More specifically, your ind1 = a*b expression which involves the categorical M1 is in question. With WLSMV and Bayes, the prediction of the outcome from this mediator is from M1*, the cont's latent response variable behind the observed M1. And the outcome is considered as Y*, not Y. This makes a*b correct. With ML, M1 itself is predicting Y (or Y*) and a*b is not correct. If you are interested in M1 or M predicting Y, you should use counterfactually-defined causal effects as in the references above.
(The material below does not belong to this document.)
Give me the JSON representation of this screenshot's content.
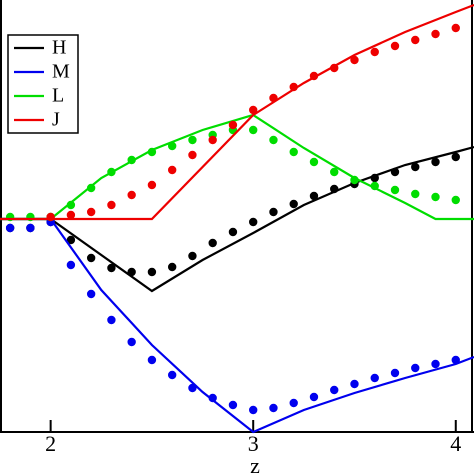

Thank you very much for this helpful response. I have read the material. The Nguyen et al. paper, however, states that the counterfactually-defined causal effects method is not yet tested for a multilevel setting. Would it be applicable for this model?
But if I understand correctly, if I use a WLSMV or Bayes estimator, the above syntax for my model is correct? The indirect effects are then interpreted as the effect of X on the latent response variable Y, via M1.
refers to work by Ngyuen et al for more than one mediator but not multilevel settings.
Sandra Ohly posted on Wednesday, March 20, 2019 - 2:17 am
Thank you for the quick response. I had a look at th Ngyuen paper and wonder if it is relevant because it deals with binary outcomes, but not binary mediators. Furthermore I wonder if this approach can be implemented in a multilevel setting at all?
So far, I tried to combine Chris Stride's approach of adjusting the between level effects of the mediators before calculating indirect effects with the MSEM approach by Preacher. However, this resulted in a number of problems. 1. When stating that the mediators are categorical, the model won't run because variances for categorical outcomes are not allowed on the within level. 2. When ignoring that the mediators are categorial, the model will run, but the standard errors are not trustworthy.
Any suggestions on how to implement a 2-1-1 mediation with binary mediators? Thank you in advance.
Yes, I understand that the indirect effect is calculated using the level2 effects. But following Preachers 2-1-1 approach I need to model the effects on the lower level as well, I believe. Is this correct?